Article

Dealing with dyslexia

(Last Updated On: February 9, 2016)

One in 10 New Zealanders is affected by dyslexia, including 70,000 school children. Learning can be daunting and challenging for these students, so one Tauranga teacher has developed an app to improve the way they approach exams, writes Lee Suckling. 

Dyslexic

Physical education teacher Charles Leota, of Otumoetai College, has been awarded an AMP Scholarship for his creation of ‘My Kete’, which helps dyslexic students submit their NCEA exams.

Leota taught himself to code several years ago through a Stanford University online Java course. His first coding project, back in 2012, saw him create an app that helped with students who failed to use their homework diaries. His self-taught expertise came in useful again in Term 1 this year, when he noticed one of his students was having a lot of trouble with his exams.

“He told me he was dyslexic, and I asked, ‘How have you been dealing with it?’,” recalled Leota. “He really wasn’t feeling that confident about school at all. He said, ‘I’ve just been struggling through life with it’.”

Leota decided to take this student’s plight outside of school hours and into his own time. “Sometimes I wasn’t even sleeping; I’d just code all night and go straight to school in the mornings.”

Reading NCEA exam questions

The result of such extraordinary efforts was My Kete, a Text-to-Speech app for laptop and desktop computers that reads NCEA exam questions to a student, and reads their answers back to them. Use of My Kete, or ‘My Basket Of Knowledge’, is extremely simple, Leota explains.

“The student presses play on the system and a question is read out loud. They type their answer in and it gets read back to them. It includes a word counter and a spell check. When you finish, it spits out a PDF document that is ready to submit.”

Students submit their exams through Google Drive, Google Classroom, or USB stick. Leota currently has four exams for Years 10-12 in the My Kete system, two from the Physical Education strand, one from Social Studies, and one template.

“The unfortunate thing right now is, all exam questions need to be hard-coded – input manually – by a teacher. When I spoke to NZQA, they said they’ve encountered the same problems with other learning systems, when teachers have to input data themselves, it creates a barrier and they’re hesitant to try.”
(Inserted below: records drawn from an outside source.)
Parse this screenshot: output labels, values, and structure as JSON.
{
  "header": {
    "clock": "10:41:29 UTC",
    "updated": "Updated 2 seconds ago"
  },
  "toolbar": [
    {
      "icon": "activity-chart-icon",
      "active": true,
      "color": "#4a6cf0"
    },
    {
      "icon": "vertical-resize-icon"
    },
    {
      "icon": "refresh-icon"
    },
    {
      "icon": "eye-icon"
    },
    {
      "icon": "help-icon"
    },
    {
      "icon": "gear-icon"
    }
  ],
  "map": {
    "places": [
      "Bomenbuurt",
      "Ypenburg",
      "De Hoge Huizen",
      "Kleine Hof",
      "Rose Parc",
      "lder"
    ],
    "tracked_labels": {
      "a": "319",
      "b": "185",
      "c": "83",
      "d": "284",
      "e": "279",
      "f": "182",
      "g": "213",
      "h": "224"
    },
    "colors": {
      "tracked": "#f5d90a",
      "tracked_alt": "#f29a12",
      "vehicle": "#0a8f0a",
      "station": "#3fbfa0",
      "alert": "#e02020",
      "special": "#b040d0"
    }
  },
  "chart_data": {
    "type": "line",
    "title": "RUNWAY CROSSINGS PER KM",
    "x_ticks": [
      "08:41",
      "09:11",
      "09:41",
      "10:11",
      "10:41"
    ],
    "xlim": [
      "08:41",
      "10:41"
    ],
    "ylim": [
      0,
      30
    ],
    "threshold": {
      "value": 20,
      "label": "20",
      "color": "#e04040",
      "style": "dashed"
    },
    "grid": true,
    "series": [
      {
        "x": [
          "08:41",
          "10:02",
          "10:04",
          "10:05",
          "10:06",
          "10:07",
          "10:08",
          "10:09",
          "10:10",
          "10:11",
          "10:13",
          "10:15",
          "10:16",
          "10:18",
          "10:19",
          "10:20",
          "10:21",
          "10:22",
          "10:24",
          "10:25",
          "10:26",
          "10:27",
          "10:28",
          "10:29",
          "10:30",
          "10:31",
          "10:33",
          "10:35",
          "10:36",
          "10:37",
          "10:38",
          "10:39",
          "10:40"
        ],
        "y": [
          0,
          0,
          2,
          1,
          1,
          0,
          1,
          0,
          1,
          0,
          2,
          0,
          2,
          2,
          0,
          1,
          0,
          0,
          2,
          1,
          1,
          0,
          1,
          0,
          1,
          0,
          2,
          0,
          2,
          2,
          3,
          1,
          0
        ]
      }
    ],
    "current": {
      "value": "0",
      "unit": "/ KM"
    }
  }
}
However, Leota says hard-coding of exam questions into My Kete requires little technical knowledge and the barrier can be overcome easily. “It takes about three or four hours. All you need to do is know how to type and use tabs.”

Operating offline library

My Kete does not require the internet. Instead of incorporating an online library like many other Text-to-Speech apps use, it is set up for offline use through a pre-installed open-source Java library.

“This is one of the real strengths of this app,” said Leota. “You don’t have to rely on the internet during exams. If it shuts down it’s not going to affect you.”
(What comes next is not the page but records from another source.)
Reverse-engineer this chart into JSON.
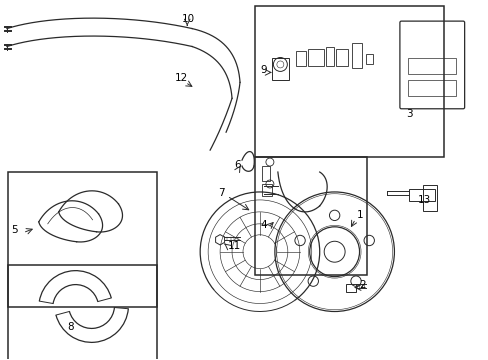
{
  "background_color": "#ffffff",
  "line_color": "#2a2a2a",
  "fig_width": 4.89,
  "fig_height": 3.6,
  "dpi": 100
}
Any computer with the latest version of Java installed can use My Kete and, while tablet use is not currently supported, Leota sees it in the future. A range of feedback has come in from the students who have used Leota’s app.

“A lot of students say they feel a lot more confident about school. They don’t have to go to a learning centre for their exams, they can do them right at a normal desk. They say everything [in the examination process] makes more sense when their answers are read out to them … and I definitely notice that in marking.”
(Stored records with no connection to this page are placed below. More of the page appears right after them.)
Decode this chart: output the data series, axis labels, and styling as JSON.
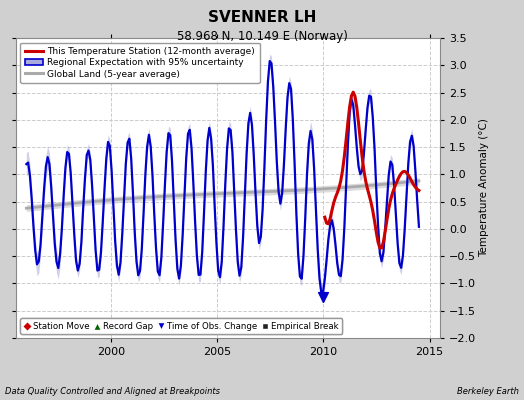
{
  "title": "SVENNER LH",
  "subtitle": "58.968 N, 10.149 E (Norway)",
  "ylabel": "Temperature Anomaly (°C)",
  "footer_left": "Data Quality Controlled and Aligned at Breakpoints",
  "footer_right": "Berkeley Earth",
  "xlim": [
    1995.5,
    2015.5
  ],
  "ylim": [
    -2.0,
    3.5
  ],
  "yticks": [
    -2,
    -1.5,
    -1,
    -0.5,
    0,
    0.5,
    1,
    1.5,
    2,
    2.5,
    3,
    3.5
  ],
  "xticks": [
    2000,
    2005,
    2010,
    2015
  ],
  "fig_bg_color": "#d0d0d0",
  "plot_bg_color": "#ffffff",
  "regional_color": "#0000cc",
  "regional_fill_color": "#aaaadd",
  "station_color": "#cc0000",
  "global_color": "#aaaaaa",
  "legend_items": [
    {
      "label": "This Temperature Station (12-month average)",
      "color": "#cc0000",
      "lw": 2.5
    },
    {
      "label": "Regional Expectation with 95% uncertainty",
      "color": "#0000cc",
      "lw": 2.0
    },
    {
      "label": "Global Land (5-year average)",
      "color": "#aaaaaa",
      "lw": 2.5
    }
  ],
  "marker_legend": [
    {
      "label": "Station Move",
      "marker": "D",
      "color": "#cc0000"
    },
    {
      "label": "Record Gap",
      "marker": "^",
      "color": "#006600"
    },
    {
      "label": "Time of Obs. Change",
      "marker": "v",
      "color": "#0000cc"
    },
    {
      "label": "Empirical Break",
      "marker": "s",
      "color": "#222222"
    }
  ]
}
Propel ‘My Kete’ nationwide

One of the greatest learning outcomes of My Kete is seeing students go from ‘achieve’ to ‘excellence’ in NCEA, Leota says.

“But there are still some students whose grades stay the same. Then you can look at whether they’re studying or not studying, and how they’re going about their classwork.”

My Kete is still in its infancy but Leota hopes to propel it nationwide with the AMP scholarship. Importantly, with the use of My Kete, students “might pursue university when they otherwise wouldn’t”, he adds.

“They won’t be afraid of being an outcast with their abilities. There’s no self-esteem dropping, and students don’t have to lure into behavioural issues. My Kete can help students get what they want in life.”  

Lee Suckling writes for INTERFACE Magazine.


 

What is dyslexia?

Defining dyslexia is complex and there’s no universal definition. However, it’s fair to say
it’s a spectrum of specific learning difficulties, including trouble with reading, writing, spelling, numeracy, or musical notation. Different people are affected to varying degrees.